Medical workers treating COVID-19 patients are at increased risk of mental health issues. Experts say it's crucial to acknowledge and mitigate those risks in the short and long terms.
"Not every medicine that you would like to give is available. Not every technology that you would like to provide is available. You have to make these decisions that are life-or-death on some patients," said Dr. Zaher Sahloul, a critical care physician.
Sahloul recently contracted the coronavirus after treating COVID-19 patients at two Chicago hospitals. The Syrian American physician has treated war victims in refugee camps worldwide. He sees similarities with treating COVID-19 patients in the U.S. And he knows the burden doctors around the world face daily.

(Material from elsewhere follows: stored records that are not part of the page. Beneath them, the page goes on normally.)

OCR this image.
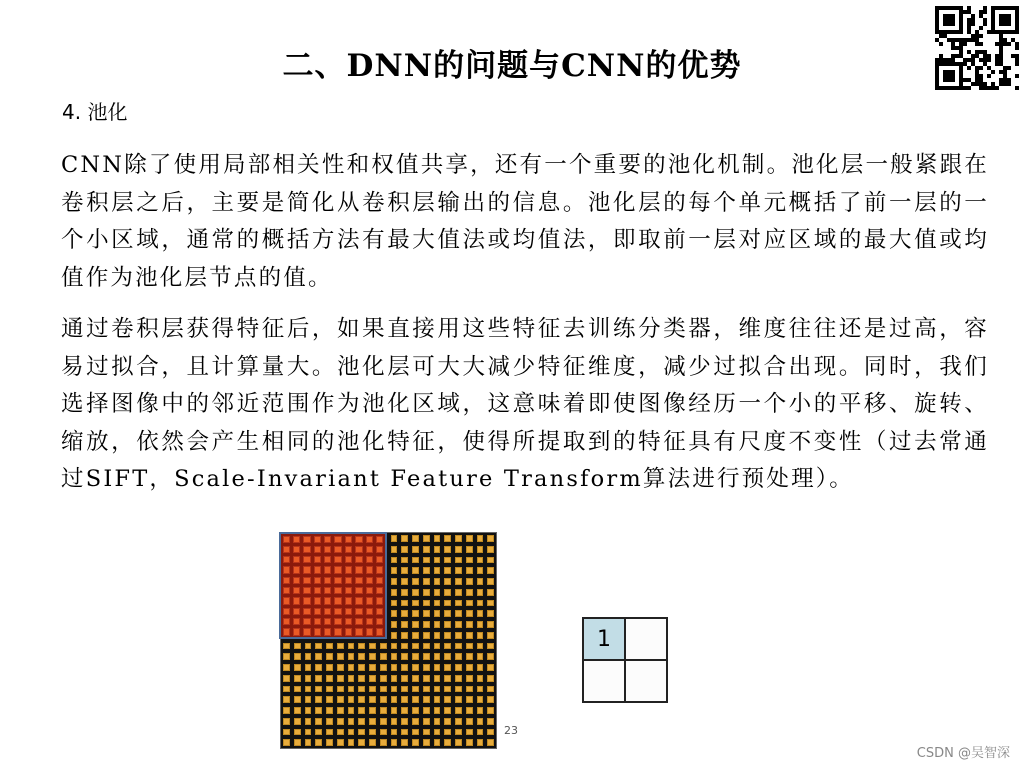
二、DNN的问题与CNN的优势
4. 池化
CNN除了使用局部相关性和权值共享，还有一个重要的池化机制。池化层一般紧跟在卷积层之后，主要是简化从卷积层输出的信息。池化层的每个单元概括了前一层的一个小区域，通常的概括方法有最大值法或均值法，即取前一层对应区域的最大值或均值作为池化层节点的值。
通过卷积层获得特征后，如果直接用这些特征去训练分类器，维度往往还是过高，容易过拟合，且计算量大。池化层可大大减少特征维度，减少过拟合出现。同时，我们选择图像中的邻近范围作为池化区域，这意味着即使图像经历一个小的平移、旋转、缩放，依然会产生相同的池化特征，使得所提取到的特征具有尺度不变性（过去常通过SIFT，Scale-Invariant Feature Transform算法进行预处理）。
1
23
CSDN @吴智深
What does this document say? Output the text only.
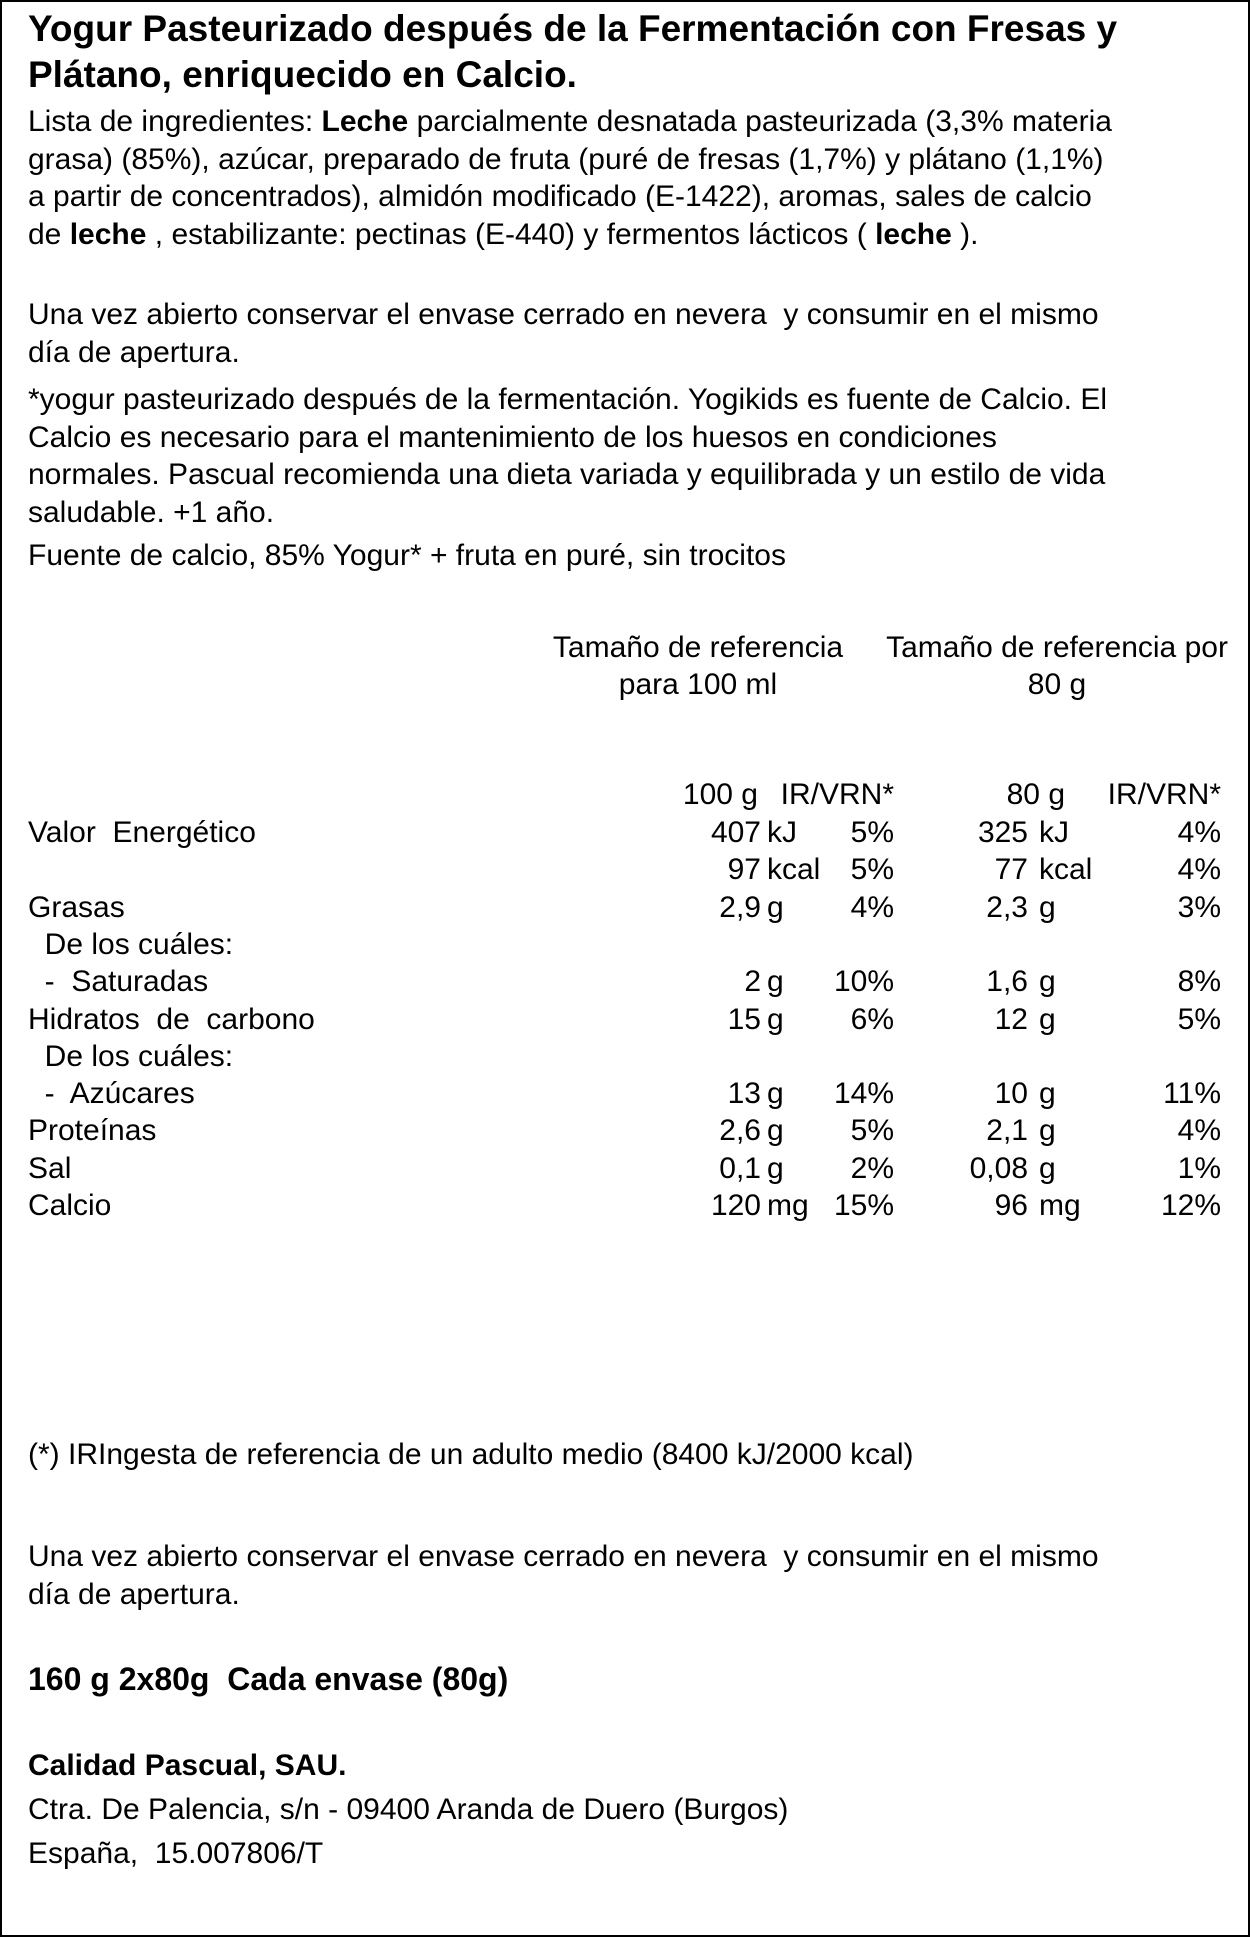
Yogur Pasteurizado después de la Fermentación con Fresas y Plátano, enriquecido en Calcio.
Lista de ingredientes: Leche parcialmente desnatada pasteurizada (3,3% materia
grasa) (85%), azúcar, preparado de fruta (puré de fresas (1,7%) y plátano (1,1%)
a partir de concentrados), almidón modificado (E-1422), aromas, sales de calcio
de leche , estabilizante: pectinas (E-440) y fermentos lácticos ( leche ).
Una vez abierto conservar el envase cerrado en nevera  y consumir en el mismo
día de apertura.
*yogur pasteurizado después de la fermentación. Yogikids es fuente de Calcio. El
Calcio es necesario para el mantenimiento de los huesos en condiciones
normales. Pascual recomienda una dieta variada y equilibrada y un estilo de vida
saludable. +1 año.
Fuente de calcio, 85% Yogur* + fruta en puré, sin trocitos
Tamaño de referencia
para 100 ml
Tamaño de referencia por
80 g
100 g IR/VRN*	80 g IR/VRN*
Valor  Energético	407 kJ 5%	325 kJ	4%
97 kcal 5%	77 kcal	4%
Grasas	2,9 g 4%	2,3 g	3%
De los cuáles:
-  Saturadas	2 g 10%	1,6 g	8%
Hidratos  de  carbono	15 g 6%	12 g	5%
De los cuáles:
-  Azúcares	13 g 14%	10 g	11%
Proteínas	2,6 g 5%	2,1 g	4%
Sal	0,1 g 2%	0,08 g	1%
Calcio	120 mg 15%	96 mg	12%
(*) IRIngesta de referencia de un adulto medio (8400 kJ/2000 kcal)
Una vez abierto conservar el envase cerrado en nevera  y consumir en el mismo
día de apertura.
160 g 2x80g  Cada envase (80g)
Calidad Pascual, SAU.
Ctra. De Palencia, s/n - 09400 Aranda de Duero (Burgos)
España,  15.007806/T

"You always deal with limited resources when you have a crisis, whether it's in Syria or Yemen or Gaza or in the United States. Also the ethical principles behind decision making in a crisis is not something intuitive," Sahloul said.
In a recent study of more than 1,200 health care workers treating COVID-19 patients in China, a sizable portion reported symptoms of distress, depression, anxiety and insomnia.
"This is going to have a very long tail of challenge for an entire cohort of health care workers," said Dr. Wendy Dean, the co-founder of a nonprofit dedicated to improving physicians' mental health.
She says those on the front lines of the crisis could experience not just trauma, but also low morale if they feel guilty for decisions they make.
"Trauma is what people experience when they watch someone, for example, in the COVID crisis dying alone. Where the moral injury comes into that situation is that maybe that patient had to die alone because there wasn't enough personal protective equipment for the health care worker to go in and be with them."
Dean says it's important for medical workers to acknowledge the unprecedented nature of the crisis, be gentle with themselves and disconnect as much as possible.
"I've seen folks posting comments that they're worried they missed something, they worried they didn't provide the best care. And the reality is none of us is an expert in COVID yet. So the absolute best that you bring to your job every day is the best that you're doing for that patient."
As for Sahloul, he's looking forward to recovering so he can go back to work and help his colleagues.
"I'm part of the resilience committee — it's funny we call it 'resilience committee' — in my hospital. But it is an important committee that is providing tips to our doctors and nurses and staff on how they can meditate, giving them also links to online resources and things like that. All of these things are important."